6年生の世界昔話 
          
          
        イラスト myi   ブログ sorairoiro 
         
メスウシとライオン 
インドの昔話 → インドのせつめい 
      
       
      
       むかしむかしの話しです。 
   一頭のメスウシが川に水を飲みにいったとき、ついでに川のほとりの青い草をいっぱい食べました。 
   さて帰ろうとすると、不運なことに、腹(はら)ぺこのライオンにあってしまいました。  
        
              「おい、メスウシ、かくごしろ。おまえを食べてしまうぞ!」 
         ライオンは、すぐにとびかかりそうないきおいです。  
         メスウシは、あとずさりしましたが、でも、気をとりなおして考えました。  
        (どうせ、いつかは死ぬのです。それなら、わたしをほしがっているライオンに、わたしの体をやって死ぬのが、りっぱな死にかたかもしれない) 
         メスウシは、ライオンにいいました。  
        「どうぞ、わたしを食べてください。でも、ひとつおねがいがあるのです」 
        「なんだ?」 
        「おなかをすかせている子ウシが、わたしの帰りをまっています。 
        
       どうかわたしに、おっぱいをやりにいかせてください。すぐにもどってきますから」 
        「だめだ、帰ってこないにきまっている!」 
        「帰ってきます。約束はまもります。いま子ウシに飲ませなければ、わたしのおっぱいは、むだになってしまいます。何かの役にたつということは、とてもだいじなことでしょう?」 
        「・・・ふむ。じゃあ、いってこい。おれはここでまっている」 
         ライオンは、しぶしぶながらも、しょうちしました。  
         メスウシは、いそいで家へ帰ると、子ウシをよびました。  
        
              「さあ、おいでぼうや。わたしのおっぱいをたっぷりとお飲み」 
         ところが、りこうな子ウシは、お母さんのようすがいつもとちがうことに気がつきました。  
        「お母さん、何か心配ごとがあるんでしょう? はなしてよ。はなしてくれなければ、ぼく、おっぱいを飲まないよ」 
         子ウシがあまりにしんけんなので、メスウシはとうとう、本当のことをはなしました。  
        「ね、わかったでしょ。いい子だから、はやく飲んでね。お母さんは、ライオンとかたく約束したのだもの」 
         すると子ウシは、なき出しそうな顔でお母さんを見あげました。  
        「お母さん。ぼくもお母さんといっしょにいく。お母さんが一人でライオンのところへいくと思ったら、ぼくかなしくて、おっぱいを飲むことなんかできないよ」 
         メスウシは、子ウシをだきしめました。  
        「お母さん」 
         子ウシは、いいました。  
        「この世の中で何かの役にたつのは、いいことだっていったでしょう。
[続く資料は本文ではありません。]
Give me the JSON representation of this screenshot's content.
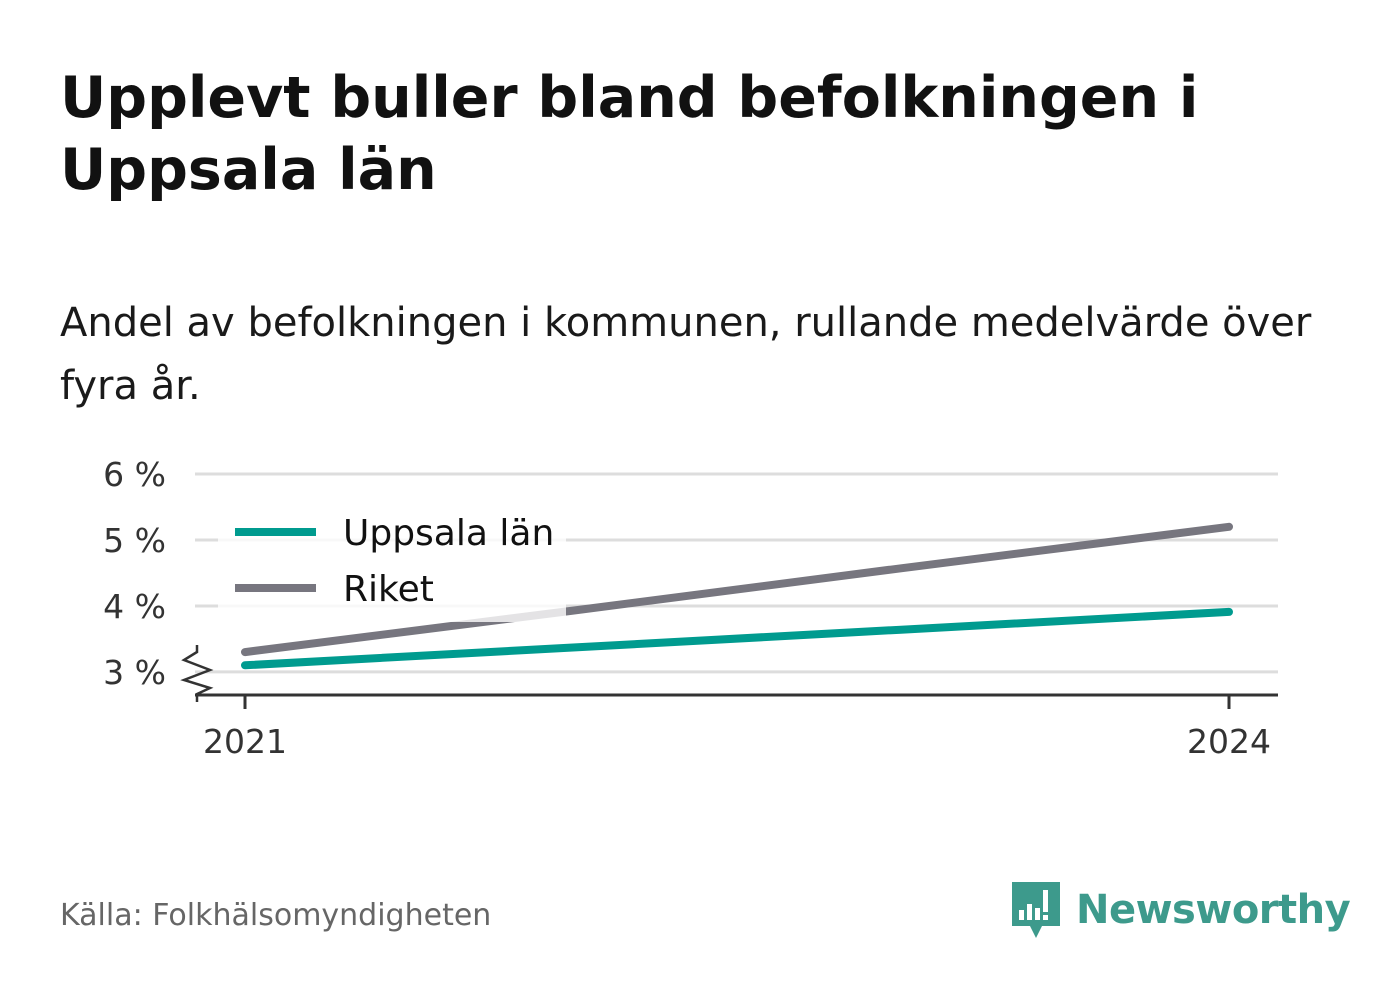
{
  "title": "Upplevt buller bland befolkningen i Uppsala län",
  "subtitle": "Andel av befolkningen i kommunen, rullande medelvärde över fyra år.",
  "source": "Källa: Folkhälsomyndigheten",
  "brand": {
    "name": "Newsworthy",
    "icon": "bar-chart-speech-bubble-icon",
    "color": "#3d9a8c"
  },
  "colors": {
    "uppsala": "#009b8f",
    "riket": "#77767f",
    "grid": "#dddddd",
    "axis": "#333333"
  },
  "chart_data": {
    "type": "line",
    "title": "Upplevt buller bland befolkningen i Uppsala län",
    "subtitle": "Andel av befolkningen i kommunen, rullande medelvärde över fyra år.",
    "x": [
      2021,
      2022,
      2023,
      2024
    ],
    "x_tick_labels": [
      "2021",
      "2024"
    ],
    "x_ticks": [
      2021,
      2024
    ],
    "xlim": [
      2020.95,
      2024.5
    ],
    "y_ticks": [
      3,
      4,
      5,
      6
    ],
    "y_tick_labels": [
      "3 %",
      "4 %",
      "5 %",
      "6 %"
    ],
    "ylim": [
      2.65,
      6
    ],
    "y_axis_break": true,
    "grid": true,
    "legend_position": "top-left",
    "series": [
      {
        "name": "Uppsala län",
        "color": "#009b8f",
        "values": [
          3.1,
          3.37,
          3.64,
          3.91
        ]
      },
      {
        "name": "Riket",
        "color": "#77767f",
        "values": [
          3.3,
          3.93,
          4.57,
          5.2
        ]
      }
    ]
  }
}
お母さんとぼくを食べれば、ライオンもお腹(なか)が一杯(いっぱい)になって、しばらくは他の動物を食べたりしないよ」 
        「でも、おまえまでが食べられるなんて・・・」 
        「いやだ! お母さんといっしょにいく!」 
        
       子ウシは、けっしてお母さんのそばをはなれようとはしません。  
         しかたなく、メスウシは子ウシをつれてライオンのところへ急ぎました。  
        「ライオンさん、約束どおり帰ってきました。 
         子ウシもいっしょです。 
         さあ、わたしたちを食ベてください。 
         あなたはおなかがペコペコでしょうが、あたしたちを食べれば、しばらくは他の動物を食べなくてもいいはず。 
         自分の体をささげて、ほかの動物を助けるのは、たいへんだいじなことですから」 
        
               ライオンは、メスウシの話しをジッと聞いていました。  
         その目には、なみだが浮(う)かんでいます。  
        
              「さあ、ライオンさん、どうぞ」 
        「ぼくもどうぞ」 
         ウシの親子はそういうと、しずかに目をつむりました。  
         するととつぜん、ライオンはお腹(なか)を押(お)さえると、ウシの親子にいいました。  
        
              「あたっ、あいたた! 急にお腹(なか)が痛(いた)くなってきた。これでは、何も食べることは出来ない。ざんねん、ざんねん」 
         
         そしてライオンは、そのまま帰って行きました。